One of my co-workers said he was just poking around and could find no references to what has been going on today other than the aforementioned Reddit article. I too am surprised if so many providers are having issues that this hasn’t made more news.

(UPDATE – here is another article from zdnet)

I looked at the BGP routing capacity of some core switches I had literally a decade ago and they could scale up to 1 million unique routes of BGP4 routes in hardware, and 2 million non unique (not quite sure what the difference is anything beyond static routing has never been my thing). I recall seeing routers again many years ago that could hold probably 10 times that (I think the main distinction between a switch and a router is the CPU and memory capacity ? at least for the bigger boxes with dozens to hundreds of ports?)

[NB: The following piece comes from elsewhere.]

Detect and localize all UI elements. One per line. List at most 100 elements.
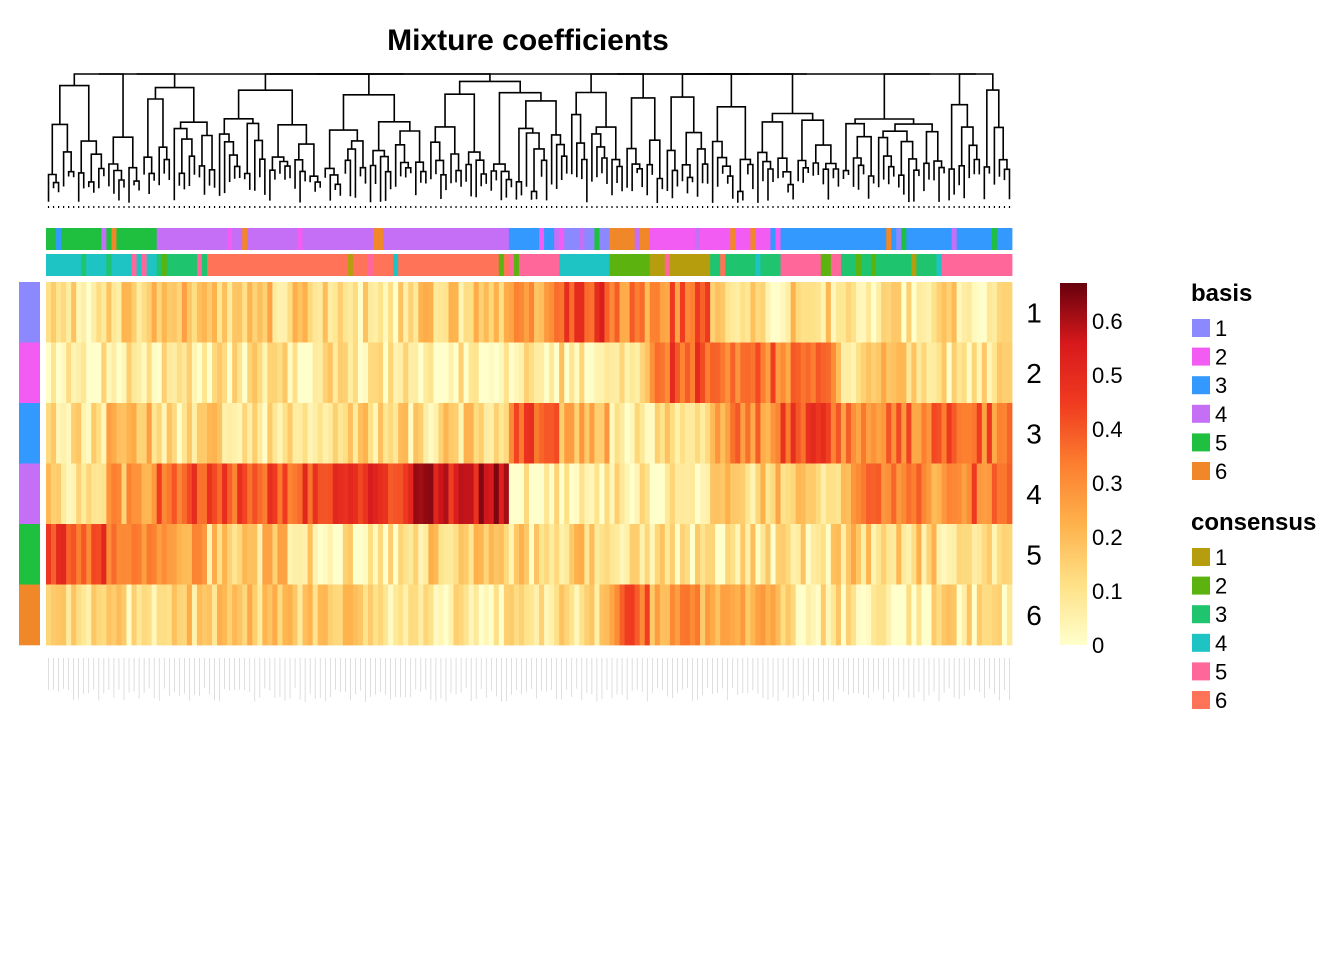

So it’s honestly puzzling to me how any service provider could be impacted by this today. How any equipment not capable of handling 512k routes is still in use in 2014 (I can understand for smaller orgs but not service providers). I suppose this also goes to show that there is wide spread lack of monitoring of these sorts of metrics. In the Reddit article there is mention of talks going on for months people knew this was coming — well apparently not everyone obviously.

Someone wasn’t watching the graphs.

I’m planning on writing a blog post on the aforementioned monitoring service I recently started using soon too, I’ve literally spent probably five thousand hours over the past 15 years doing custom monitoring stuff and this thing just makes me want to cry it’s so amazingly powerful and easy to use. In fact just yesterday I had someone email me about a MRTG document I wrote 12 years ago and how it’s still listed on the MRTG site even today (I asked the author to remove the link more than a year ago that was the last time someone asked me about it, that site has been offline for 10 years but is still available in the internet archive).

This post was just a quickie inspired by my co-worker who said he couldn’t find any info on this topic, so hey maybe I’m among the first to write about it.